行政書士トーラス総合法務事務所トーラス・フィナンシャルコンサルティング株式会社

投資助言・代理業及びソーシャルレンディング等に関する制度改正議論

2022/06/04

令和4年5月20日に開催された金融審議会「市場制度ワーキング・グループ」(第18回)議事次第では、「販売・助言サービスの態様に応じた制度の柔構造化」として、以下のような制度改正が提議されています。

投資助言・代理業

具体的な内容としては、主に第一種金融商品取引業者が投資助言・代理業を兼業するケースを視野に入れて、以下の規制緩和が検討されています。

(1)証券会社等においては、重要な使用人である「金融商品の価値等の分析に基づく投資判断を行う者」の届出義務について、重要な使用人と同等の適格性を確保されている者(当該事業者の外務員として登録されている者など)については、その氏名の記載を省略することを可能とすること

(2)投資顧問契約やその代理・媒介に係る契約締結前交付書面・契約締結時交付書面において「金融商品の価値等の分析又は当該分析に基づく投資判断を行う者」及び「助言の業務を行う者」の氏名を記載することになっているところ、書面上は部署の名称及び当該部署を統括する者の氏名の記載で代替することを可能とすること。

(3)「投資顧問契約に基づく助言の内容を記載した書面」につき、書面だけではなく、録音データその他の方法による作成・保存を可能とすること。

また、その他の問題意識として、「投資顧問契約に基づく助言の内容を記載した書面」に関して、記載すべき事項やその内容等が明確でないこと、第一種金融商品取引業者が届出業務として行っている貸付け等も、投資助言業を兼業した場合は禁止されることとなること等が論点として挙げられています。
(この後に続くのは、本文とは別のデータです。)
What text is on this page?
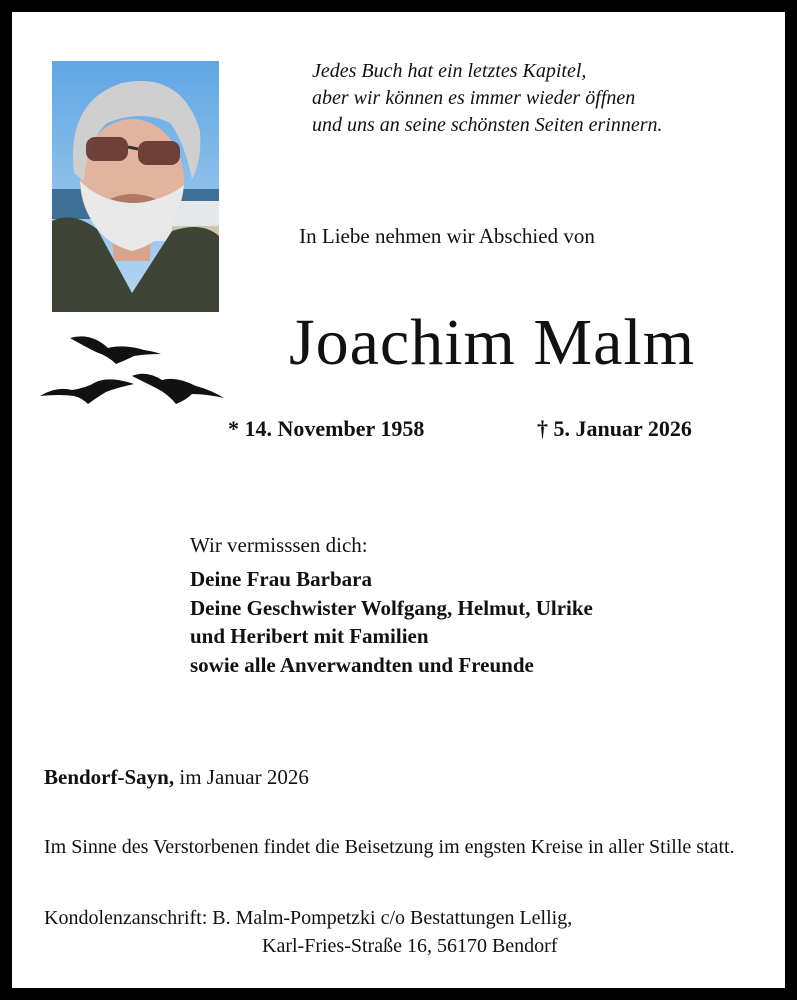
Jedes Buch hat ein letztes Kapitel,
aber wir können es immer wieder öffnen
und uns an seine schönsten Seiten erinnern.
In Liebe nehmen wir Abschied von
Joachim Malm
* 14. November 1958	† 5. Januar 2026
Wir vermisssen dich:
Deine Frau Barbara
Deine Geschwister Wolfgang, Helmut, Ulrike
und Heribert mit Familien
sowie alle Anverwandten und Freunde
Bendorf-Sayn, im Januar 2026
Im Sinne des Verstorbenen findet die Beisetzung im engsten Kreise in aller Stille statt.
Kondolenzanschrift: B. Malm-Pompetzki c/o Bestattungen Lellig,
Karl-Fries-Straße 16, 56170 Bendorf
また、より大きな規制体系に関する論点として、証券会社が販売を投資助言を同時に行う場合に、こうした販売・助言サービスに適用されるルールに大きな違いが生じないよう、助言・推奨に関する制度的枠組みについて、その柔構造化の可能性も含めて検討していくことが打ち出されています。

第二種金融商品取引業・ソーシャルレンディング

いわゆる貸付型ファンドに関しては、投資運用業者が運用する有価証券投資型ファンドと同様に、善管注意義務や忠実義務、投資家に対する追加的な情報提供を含めた運用行為に係る行為規制を新設するべきであると提議されています。
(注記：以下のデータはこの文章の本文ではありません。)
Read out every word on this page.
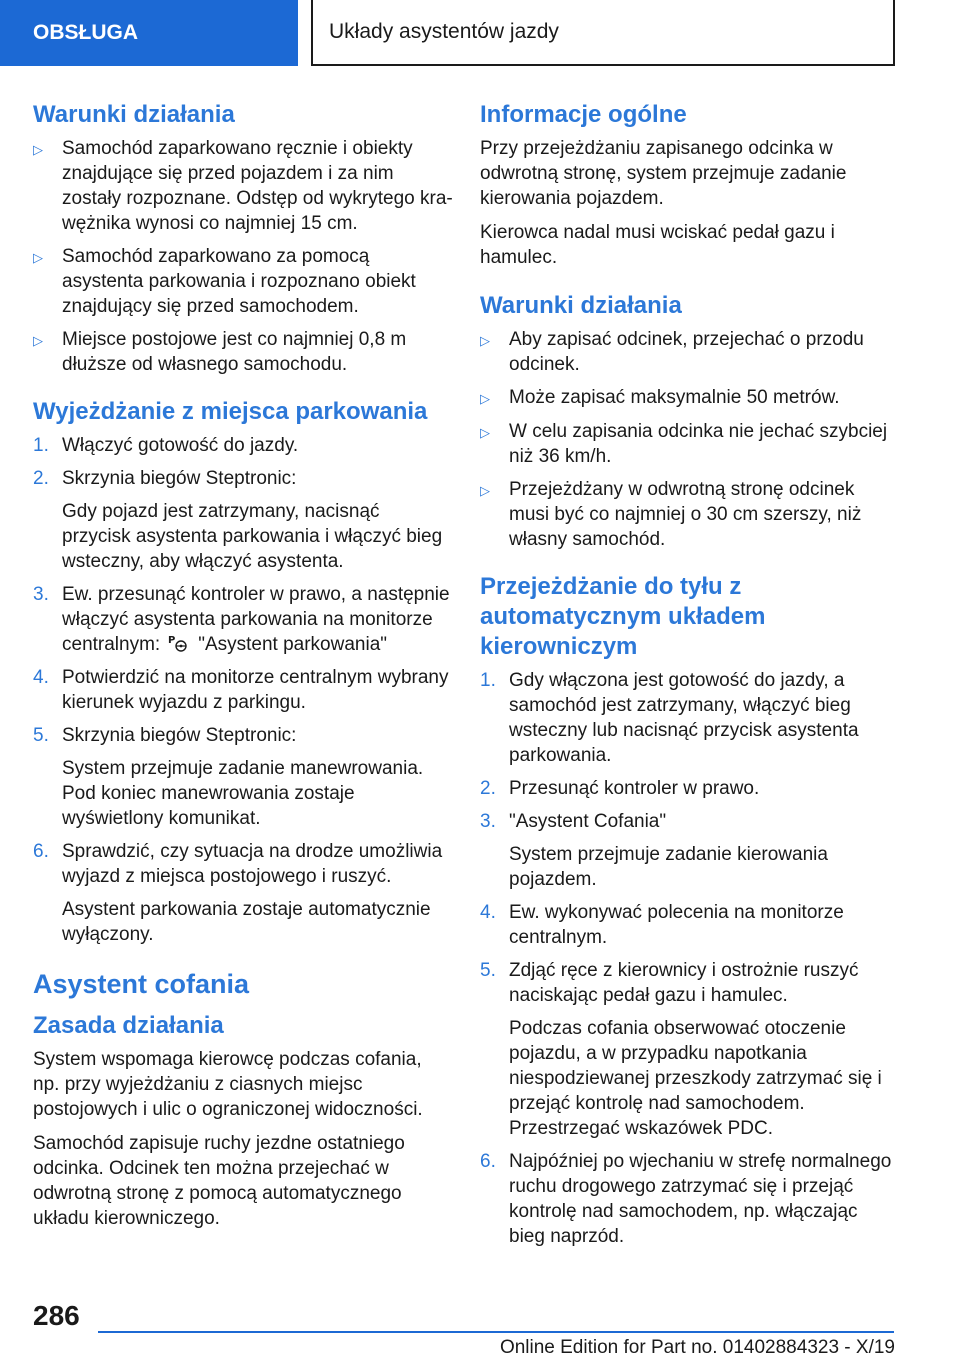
OBSŁUGA	Układy asystentów jazdy
Warunki działania
▷	Samochód zaparkowano ręcznie i obiekty znajdujące się przed pojazdem i za nim zostały rozpoznane. Odstęp od wykrytego krawężnika wynosi co najmniej 15 cm.
▷	Samochód zaparkowano za pomocą asystenta parkowania i rozpoznano obiekt znajdujący się przed samochodem.
▷	Miejsce postojowe jest co najmniej 0,8 m dłuższe od własnego samochodu.
Wyjeżdżanie z miejsca parkowania
1. Włączyć gotowość do jazdy.
2. Skrzynia biegów Steptronic:
Gdy pojazd jest zatrzymany, nacisnąć przycisk asystenta parkowania i włączyć bieg wsteczny, aby włączyć asystenta.
3. Ew. przesunąć kontroler w prawo, a następnie włączyć asystenta parkowania na monitorze centralnym: P "Asystent parkowania"
4. Potwierdzić na monitorze centralnym wybrany kierunek wyjazdu z parkingu.
5. Skrzynia biegów Steptronic:
System przejmuje zadanie manewrowania. Pod koniec manewrowania zostaje wyświetlony komunikat.
6. Sprawdzić, czy sytuacja na drodze umożliwia wyjazd z miejsca postojowego i ruszyć.
Asystent parkowania zostaje automatycznie wyłączony.
Asystent cofania
Zasada działania

System wspomaga kierowcę podczas cofania, np. przy wyjeżdżaniu z ciasnych miejsc postojowych i ulic o ograniczonej widoczności.

Samochód zapisuje ruchy jezdne ostatniego odcinka. Odcinek ten można przejechać w odwrotną stronę z pomocą automatycznego układu kierowniczego.

Informacje ogólne

Przy przejeżdżaniu zapisanego odcinka w odwrotną stronę, system przejmuje zadanie kierowania pojazdem.

Kierowca nadal musi wciskać pedał gazu i hamulec.

Warunki działania
▷	Aby zapisać odcinek, przejechać o przodu odcinek.
▷	Może zapisać maksymalnie 50 metrów.
▷	W celu zapisania odcinka nie jechać szybciej niż 36 km/h.
▷	Przejeżdżany w odwrotną stronę odcinek musi być co najmniej o 30 cm szerszy, niż własny samochód.
Przejeżdżanie do tyłu z automatycznym układem kierowniczym
1. Gdy włączona jest gotowość do jazdy, a samochód jest zatrzymany, włączyć bieg wsteczny lub nacisnąć przycisk asystenta parkowania.
2. Przesunąć kontroler w prawo.
3. "Asystent Cofania"
System przejmuje zadanie kierowania pojazdem.
4. Ew. wykonywać polecenia na monitorze centralnym.
5. Zdjąć ręce z kierownicy i ostrożnie ruszyć naciskając pedał gazu i hamulec.
Podczas cofania obserwować otoczenie pojazdu, a w przypadku napotkania niespodziewanej przeszkody zatrzymać się i przejąć kontrolę nad samochodem. Przestrzegać wskazówek PDC.
6. Najpóźniej po wjechaniu w strefę normalnego ruchu drogowego zatrzymać się i przejąć kontrolę nad samochodem, np. włączając bieg naprzód.
286
Online Edition for Part no. 01402884323 - X/19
また、現在、電子申込型電子募集取扱業務にのみ適用されている、ファンドの事前の適切な審査や投資家に対する事業の状況の定期的な情報提供等といった業務管理体制に関する制度について、現在規制の適用外であるソーシャルレンディングやインターネットで完結する自己募集についても整備することとされています。
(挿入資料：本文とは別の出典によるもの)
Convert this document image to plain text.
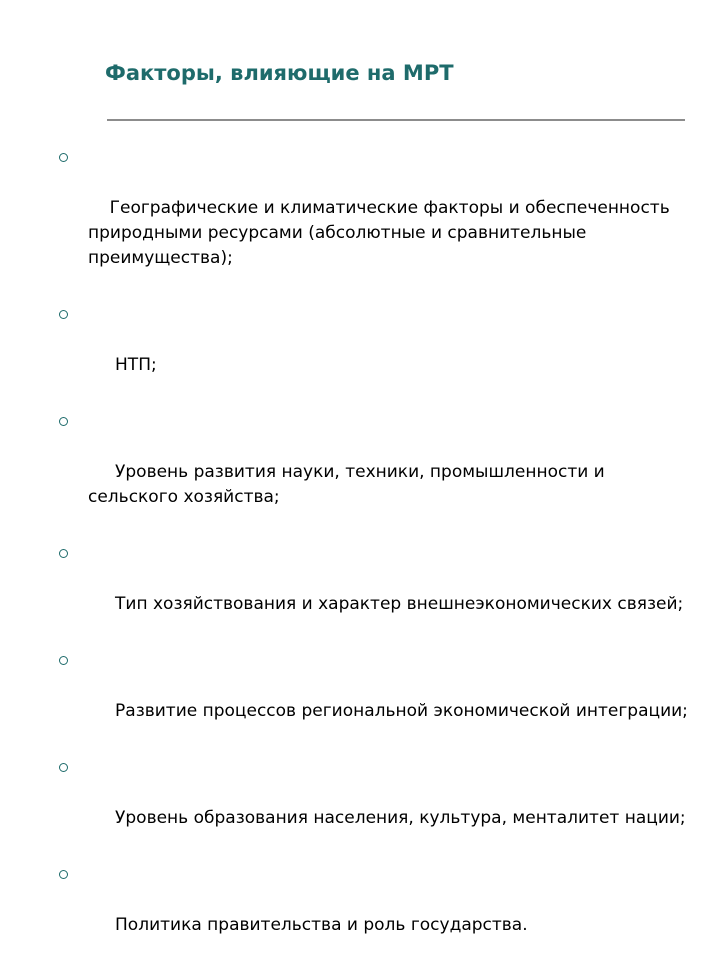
Факторы, влияющие на МРТ

Географические и климатические факторы и обеспеченность природными ресурсами (абсолютные и сравнительные преимущества);

НТП;

Уровень развития науки, техники, промышленности и сельского хозяйства;

Тип хозяйствования и характер внешнеэкономических связей;

Развитие процессов региональной экономической интеграции;

Уровень образования населения, культура, менталитет нации;

Политика правительства и роль государства.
こうした事項は、協会自主規制や行政解釈等によりすでに実務上、ある程度の手当てがなされてきたことではありますが、これを法令の形で明確化するという方向性が示されました。

投資運用業

投資運用業に関しては、いわゆるファンドオブファンズのケースで、運用財産の運用・管理状況について、投資先のファンドのリスクの高さに応じて、受託者責任を負う投資運用業者や信託銀行が必要な資料(残高証明書や約定記録等)を入手・確認するよう、制度面を含め必要な見直しを検討していくとしています。

これは、現在ガイドラインである監督指針である程度手当てされている事項ですが、これを法令に落とし込むという方向性が示されました。

PTS・セキュリティトークン

非上場有価証券のPTSに関しても今回の論議の対象となっています。STO協会が意見書で、セキュリティトークンのPTSや証券会社によるデジタル店頭取引を含めたデジタル証券の流通市場の活性化に向けた必要な措置を求めていることが注目されます。

現在、セキュリティトークン市場は流通性がないことが大きな商品性の制約になっており、遅かれ早かれセキュリティトークンの流通性の確保は重要な政策課題として立ち上がってくるものと思われます。